30 Days of Thanks Day 30: December!

Tonight is the last of my 30 Days of Thanks posts for 2017. Another year, another round of daily gratitude posts.

I am thankful that I made it through the month. I am proud of myself for setting the goal on October 31st of committing to daily gratitude posts – and meeting the goal! I have not been consistent with my daily writing this past year, but I managed to pull this off.

I am grateful, so incredibly grateful, to all of you who read my posts and supported me on this journey. Your comments, emails, and texts kept me focused and gave me strength when I was ready to say, “I’m not going to finish!”

Yet, here we are. Tomorrow is December 1st. I am reminded yet again how important it is to remain grateful in the midst of life’s challenges.

Did everything n November go according to plan? Of course not.

But so many amazing things happened in November – from Hamilton, to Brava!, to cookies with my sisters, and everything in between.

I am truly blessed to be surrounded by so much love. I am grateful for the opportunity to work and live independently. I appreciate your support and loyalty to me and my writing.

Welcome December!

30 Days of Thanks Day 27: Flannel Sheets

It is starting to get cold at night here in upstate New York. That means it’s time for the flannel sheets to come out.

I can’t move in bed if I have a lot of weight on my body. But I love to be warm. Flannel sheets are the perfect answer because they provide great warmth without extra weight.

Tonight I will be crawling into a bed made with penguin flannel sheets for the first time this season. Yes, I own penguin flannel sheets. Multiple sets if you want to know the truth.

You got a problem with a 44 year old spinster sleeping in a bed made with flannel sheets with penguins on them?! At least I don’t have cats!

A white peace lily flower stands amidst dark green leaves.
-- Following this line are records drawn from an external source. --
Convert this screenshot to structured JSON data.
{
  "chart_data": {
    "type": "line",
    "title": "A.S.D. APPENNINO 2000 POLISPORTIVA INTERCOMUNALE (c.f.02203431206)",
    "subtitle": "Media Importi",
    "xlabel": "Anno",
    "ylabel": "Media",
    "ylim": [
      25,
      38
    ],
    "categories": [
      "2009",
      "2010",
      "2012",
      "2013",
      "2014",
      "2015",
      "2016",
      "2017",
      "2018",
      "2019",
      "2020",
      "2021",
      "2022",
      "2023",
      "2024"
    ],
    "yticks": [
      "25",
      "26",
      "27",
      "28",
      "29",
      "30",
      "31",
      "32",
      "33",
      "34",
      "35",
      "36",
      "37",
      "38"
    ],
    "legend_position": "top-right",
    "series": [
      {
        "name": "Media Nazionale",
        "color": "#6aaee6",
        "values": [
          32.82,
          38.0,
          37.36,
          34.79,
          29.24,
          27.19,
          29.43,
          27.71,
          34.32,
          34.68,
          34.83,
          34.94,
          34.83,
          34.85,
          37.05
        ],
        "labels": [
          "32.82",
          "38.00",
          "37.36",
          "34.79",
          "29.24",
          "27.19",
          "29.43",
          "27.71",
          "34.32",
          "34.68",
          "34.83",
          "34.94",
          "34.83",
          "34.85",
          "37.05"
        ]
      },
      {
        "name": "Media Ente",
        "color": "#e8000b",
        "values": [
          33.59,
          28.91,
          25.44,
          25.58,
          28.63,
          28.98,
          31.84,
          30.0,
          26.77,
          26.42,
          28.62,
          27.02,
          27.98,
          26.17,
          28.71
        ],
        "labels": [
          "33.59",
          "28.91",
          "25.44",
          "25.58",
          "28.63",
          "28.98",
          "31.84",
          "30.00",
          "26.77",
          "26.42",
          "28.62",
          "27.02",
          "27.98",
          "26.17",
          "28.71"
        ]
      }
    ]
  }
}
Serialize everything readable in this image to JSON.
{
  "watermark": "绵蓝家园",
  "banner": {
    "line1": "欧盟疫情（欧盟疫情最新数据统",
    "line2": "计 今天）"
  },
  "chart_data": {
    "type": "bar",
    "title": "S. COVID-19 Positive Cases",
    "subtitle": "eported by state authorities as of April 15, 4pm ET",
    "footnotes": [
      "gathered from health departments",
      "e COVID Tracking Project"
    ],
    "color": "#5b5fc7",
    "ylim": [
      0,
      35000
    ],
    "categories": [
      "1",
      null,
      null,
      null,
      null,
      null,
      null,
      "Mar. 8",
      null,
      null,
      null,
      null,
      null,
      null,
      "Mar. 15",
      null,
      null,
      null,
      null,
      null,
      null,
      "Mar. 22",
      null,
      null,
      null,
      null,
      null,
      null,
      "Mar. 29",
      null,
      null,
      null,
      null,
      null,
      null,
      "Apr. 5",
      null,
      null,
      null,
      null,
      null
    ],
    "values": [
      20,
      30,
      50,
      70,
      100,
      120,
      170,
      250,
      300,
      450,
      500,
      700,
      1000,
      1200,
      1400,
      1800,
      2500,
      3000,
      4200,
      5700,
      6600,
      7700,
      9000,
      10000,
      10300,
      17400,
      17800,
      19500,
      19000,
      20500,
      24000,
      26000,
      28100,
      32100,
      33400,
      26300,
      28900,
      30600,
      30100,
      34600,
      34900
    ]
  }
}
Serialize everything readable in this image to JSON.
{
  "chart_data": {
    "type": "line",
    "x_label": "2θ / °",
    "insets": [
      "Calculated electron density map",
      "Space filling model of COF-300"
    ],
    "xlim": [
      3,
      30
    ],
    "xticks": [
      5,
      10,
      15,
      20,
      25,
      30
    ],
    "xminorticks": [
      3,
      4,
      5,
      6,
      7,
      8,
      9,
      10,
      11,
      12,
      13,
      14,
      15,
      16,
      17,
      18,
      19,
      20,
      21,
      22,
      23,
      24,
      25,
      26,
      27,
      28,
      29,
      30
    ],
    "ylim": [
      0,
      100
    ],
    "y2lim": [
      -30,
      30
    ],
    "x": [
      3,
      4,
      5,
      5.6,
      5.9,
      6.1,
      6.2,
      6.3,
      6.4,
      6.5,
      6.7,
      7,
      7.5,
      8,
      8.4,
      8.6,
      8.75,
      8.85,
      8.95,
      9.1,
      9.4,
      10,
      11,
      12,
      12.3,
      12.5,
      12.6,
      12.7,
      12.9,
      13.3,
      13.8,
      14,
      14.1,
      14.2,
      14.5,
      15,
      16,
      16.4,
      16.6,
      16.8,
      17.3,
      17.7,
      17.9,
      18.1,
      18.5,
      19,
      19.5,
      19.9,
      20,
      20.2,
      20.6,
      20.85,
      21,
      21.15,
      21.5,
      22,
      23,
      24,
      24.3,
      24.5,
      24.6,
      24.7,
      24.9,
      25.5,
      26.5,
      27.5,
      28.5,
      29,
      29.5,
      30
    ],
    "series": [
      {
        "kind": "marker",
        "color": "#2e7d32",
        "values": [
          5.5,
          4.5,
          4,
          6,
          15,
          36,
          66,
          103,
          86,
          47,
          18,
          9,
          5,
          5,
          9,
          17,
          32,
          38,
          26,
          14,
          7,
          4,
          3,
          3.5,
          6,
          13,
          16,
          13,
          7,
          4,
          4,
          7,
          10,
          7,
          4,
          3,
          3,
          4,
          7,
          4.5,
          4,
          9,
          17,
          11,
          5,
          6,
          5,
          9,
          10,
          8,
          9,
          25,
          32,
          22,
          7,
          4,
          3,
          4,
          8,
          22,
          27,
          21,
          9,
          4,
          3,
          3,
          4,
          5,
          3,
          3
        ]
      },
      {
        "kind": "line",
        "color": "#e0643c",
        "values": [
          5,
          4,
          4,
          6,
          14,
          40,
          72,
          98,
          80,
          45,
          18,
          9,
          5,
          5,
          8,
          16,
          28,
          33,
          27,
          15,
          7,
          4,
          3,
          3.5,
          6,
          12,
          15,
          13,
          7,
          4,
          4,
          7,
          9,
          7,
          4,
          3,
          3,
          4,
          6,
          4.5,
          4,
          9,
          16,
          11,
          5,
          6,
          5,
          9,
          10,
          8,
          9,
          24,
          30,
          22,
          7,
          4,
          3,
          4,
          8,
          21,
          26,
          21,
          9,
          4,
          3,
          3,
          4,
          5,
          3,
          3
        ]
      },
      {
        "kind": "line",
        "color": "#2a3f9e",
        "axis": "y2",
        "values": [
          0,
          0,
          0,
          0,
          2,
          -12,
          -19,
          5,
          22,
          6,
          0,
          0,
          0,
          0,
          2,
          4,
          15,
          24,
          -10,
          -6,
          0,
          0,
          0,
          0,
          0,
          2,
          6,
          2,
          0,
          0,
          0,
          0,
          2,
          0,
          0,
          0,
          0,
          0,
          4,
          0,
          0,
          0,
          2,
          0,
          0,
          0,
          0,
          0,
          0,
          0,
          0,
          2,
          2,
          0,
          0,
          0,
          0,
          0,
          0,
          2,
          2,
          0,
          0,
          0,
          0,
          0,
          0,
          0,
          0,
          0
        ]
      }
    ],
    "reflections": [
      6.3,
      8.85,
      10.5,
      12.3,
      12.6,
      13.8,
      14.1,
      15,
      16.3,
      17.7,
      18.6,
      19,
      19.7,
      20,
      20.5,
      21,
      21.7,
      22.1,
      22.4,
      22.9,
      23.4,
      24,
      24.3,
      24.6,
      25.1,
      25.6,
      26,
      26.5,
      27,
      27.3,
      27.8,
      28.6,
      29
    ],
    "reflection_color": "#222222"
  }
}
30 Days of Thanks Day 26: Flowers

I got back from my Thanksgiving holiday this afternoon. When I walked in my apartment, the first thing I saw was a new flower on my peace lily plant.

If you are unfamiliar with the story of my peace lily plant, and the significance of a new flower, I encourage you to read this post.

Coming home to a new flower felt like my sister and my father were greeting me as I returned from this past weekend. I smiled and offered a prayer of gratitude.

Then I managed to shove eight containers full of cookies in my freezer.

30 Days of Thanks Day 24: Pie for Breakfast Day!

It’s not even 7 AM and I’m already writing my daily gratitude. Today I am thankful for pie.

I am too full to enjoy pie after our big feast on Thanksgiving. So, I save them for breakfast the next day.

This year I’m enjoying a sliver of the following pies: chocolate Nutella, raspberry (made from the raspberry plants my dad gave my sister), pumpkin marscapone, pecan and apple. What pies are you grateful for today?